Energy efficiency policies in commercial buildings ‘could be more effective’

Government policy designed to promote energy efficiency and reduce carbon emissions in commercial buildings needs to be better understood, more efficiently monitored and easier to enforce, according to a new report.

The report, Carbon Penalties and Incentives, produced by Deloitte for the Green Construction Board, the Property Industry Alliance and Government, argues that the inefficient distribution of policies, their perceived complexity and poor enforcement are the main barriers to cutting emissions in the commercial property sector.
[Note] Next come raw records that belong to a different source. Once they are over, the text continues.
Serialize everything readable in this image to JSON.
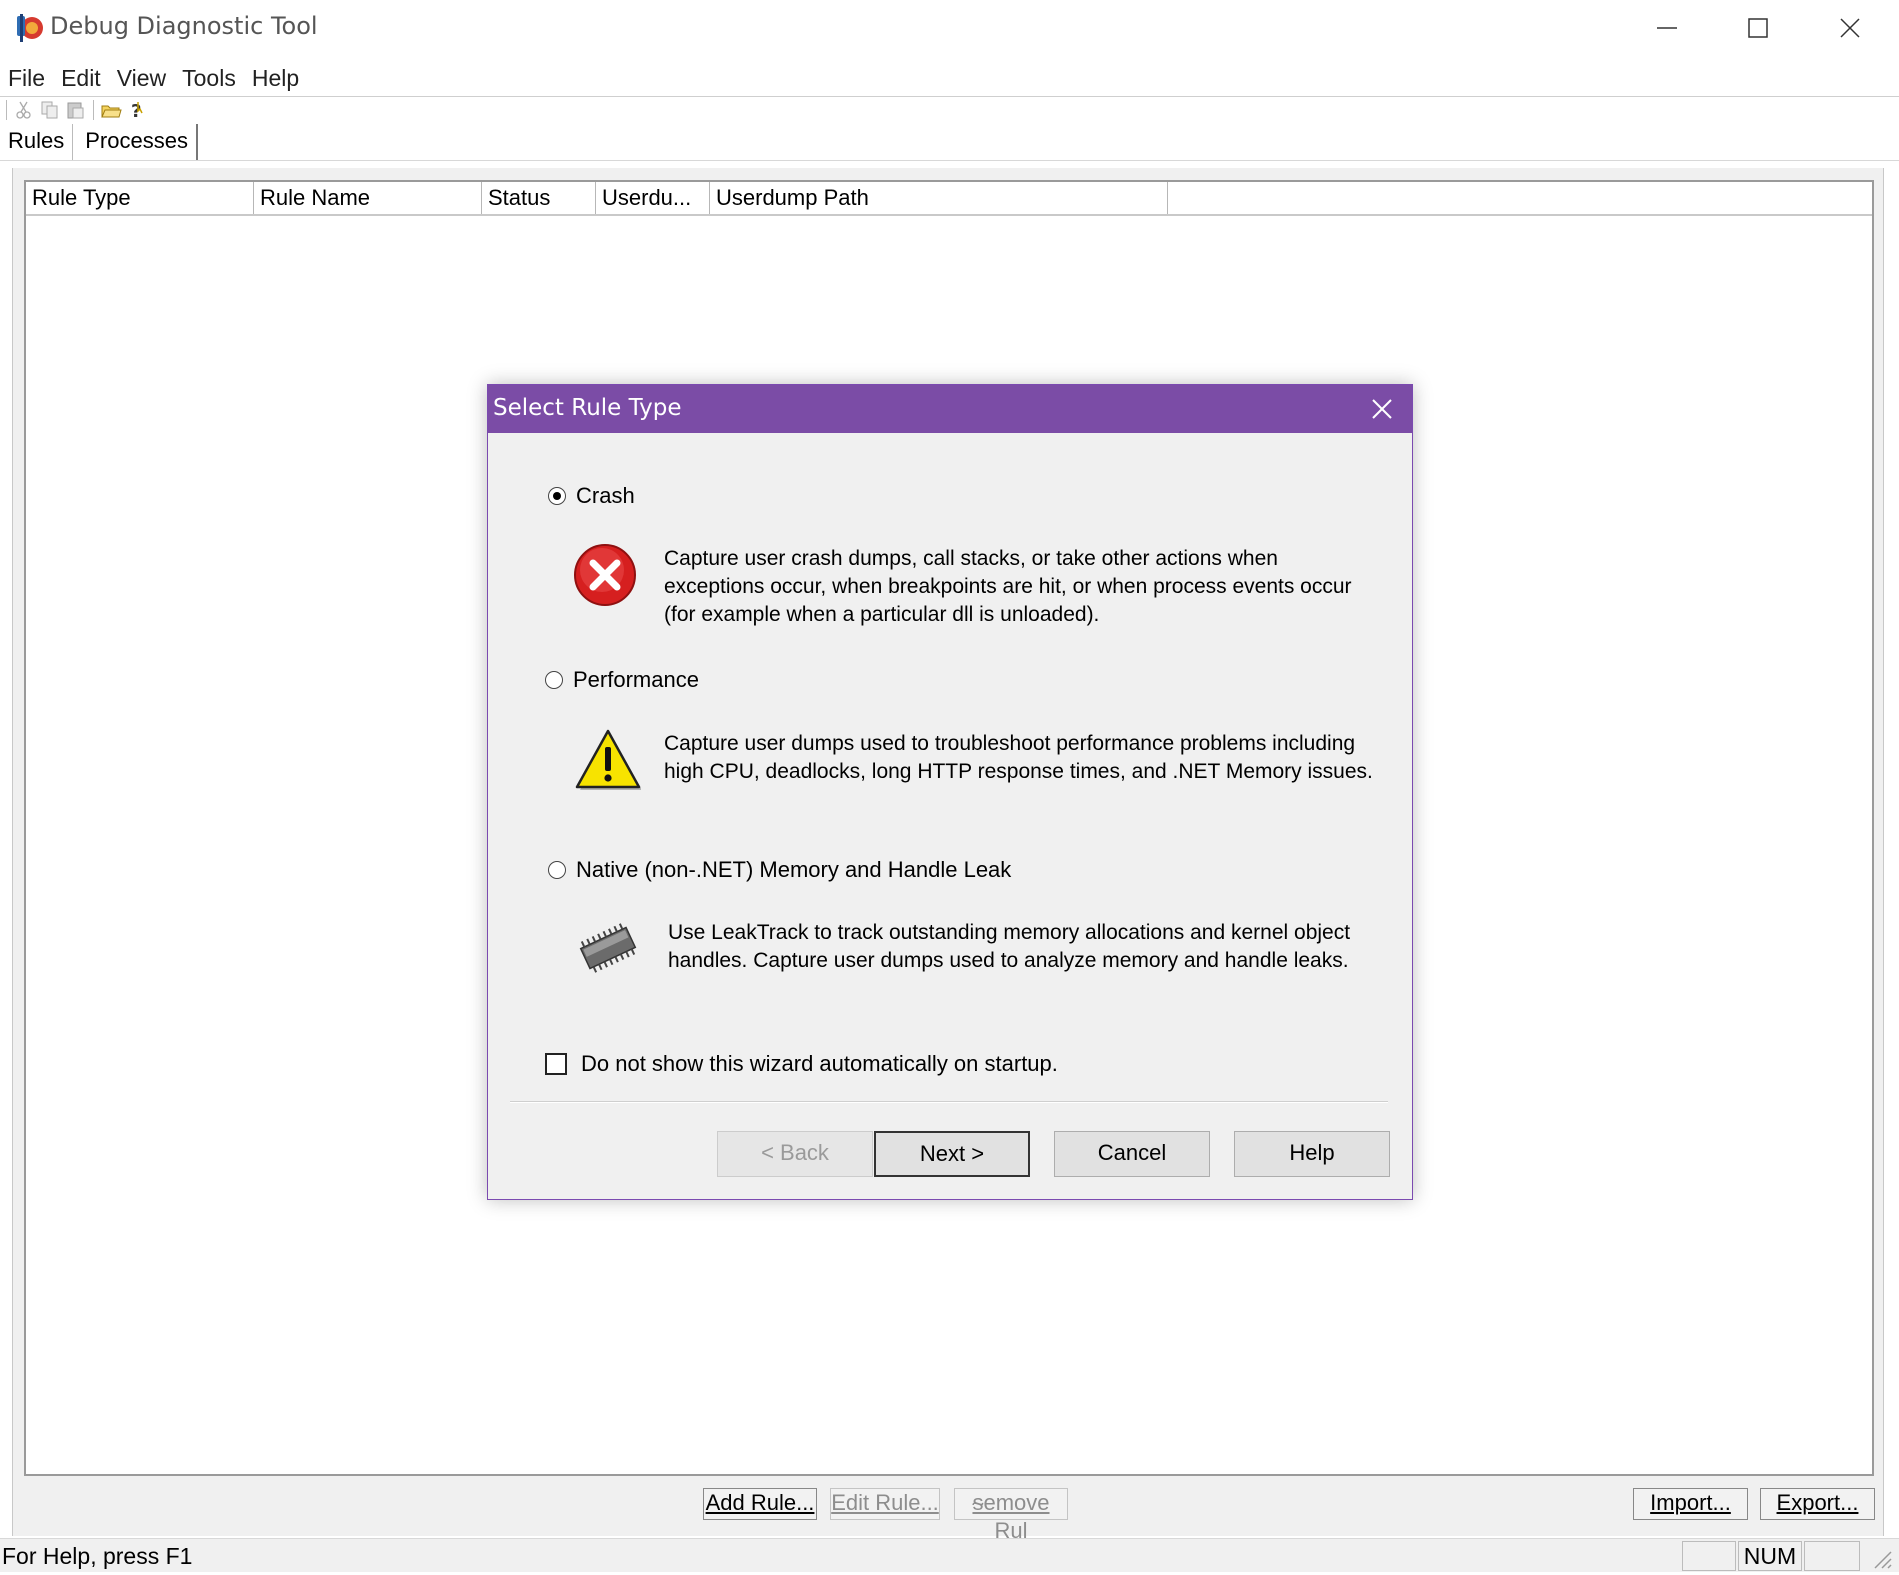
{
  "window": {
    "title": "Debug Diagnostic Tool"
  },
  "menu": [
    "File",
    "Edit",
    "View",
    "Tools",
    "Help"
  ],
  "toolbar": {
    "icons": [
      "cut-icon",
      "copy-icon",
      "paste-icon",
      "open-folder-icon",
      "help-pointer-icon"
    ]
  },
  "tabs": [
    {
      "label": "Rules",
      "active": true
    },
    {
      "label": "Processes",
      "active": false
    }
  ],
  "rules_list": {
    "columns": [
      "Rule Type",
      "Rule Name",
      "Status",
      "Userdu...",
      "Userdump Path"
    ],
    "rows": []
  },
  "bottom_buttons": {
    "add_rule": "Add Rule...",
    "edit_rule": "Edit Rule...",
    "remove_rule": "ᵴemove Rul",
    "import": "Import...",
    "export": "Export..."
  },
  "status_bar": {
    "help_text": "For Help, press F1",
    "num": "NUM"
  },
  "dialog": {
    "title": "Select Rule Type",
    "accent_color": "#7b4ca6",
    "options": [
      {
        "label": "Crash",
        "checked": true,
        "icon": "error-icon",
        "description": "Capture user crash dumps, call stacks, or take other actions when exceptions occur, when breakpoints are hit, or when process events occur (for example when a particular dll is unloaded)."
      },
      {
        "label": "Performance",
        "checked": false,
        "icon": "warning-icon",
        "description": "Capture user dumps used to troubleshoot performance problems including high CPU, deadlocks, long HTTP response times, and .NET Memory issues."
      },
      {
        "label": "Native (non-.NET) Memory and Handle Leak",
        "checked": false,
        "icon": "memory-chip-icon",
        "description": "Use LeakTrack to track outstanding memory allocations and kernel object handles. Capture user dumps used to analyze memory and handle leaks."
      }
    ],
    "checkbox_label": "Do not show this wizard automatically on startup.",
    "checkbox_checked": false,
    "buttons": {
      "back": "< Back",
      "next": "Next >",
      "cancel": "Cancel",
      "help": "Help"
    }
  }
}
The report makes a number of recommendations, including:

­– developing a better understanding of environmental matters amongst real estate professionals;

– improving environmental performance data to inform owners and occupiers in their choice of business premises;

– having policies which require defined actions over policies which require industry to set in place processes or gather information without any compulsion to act on the findings;

– reducing the perceived complexity of the current policy framework;

– introducing a more systematic and collaborative approach to appraising the effectiveness and impact of green policies and regulations.

Paul King, Chief Executive of the UK Green Building Council, said: “The findings clearly demonstrate that sustainability is now a mainstream issue within the commercial property sector but that a lack of consistency, clarity and enforcement of environmental policy is preventing the industry from realising the full benefits it has to offer.”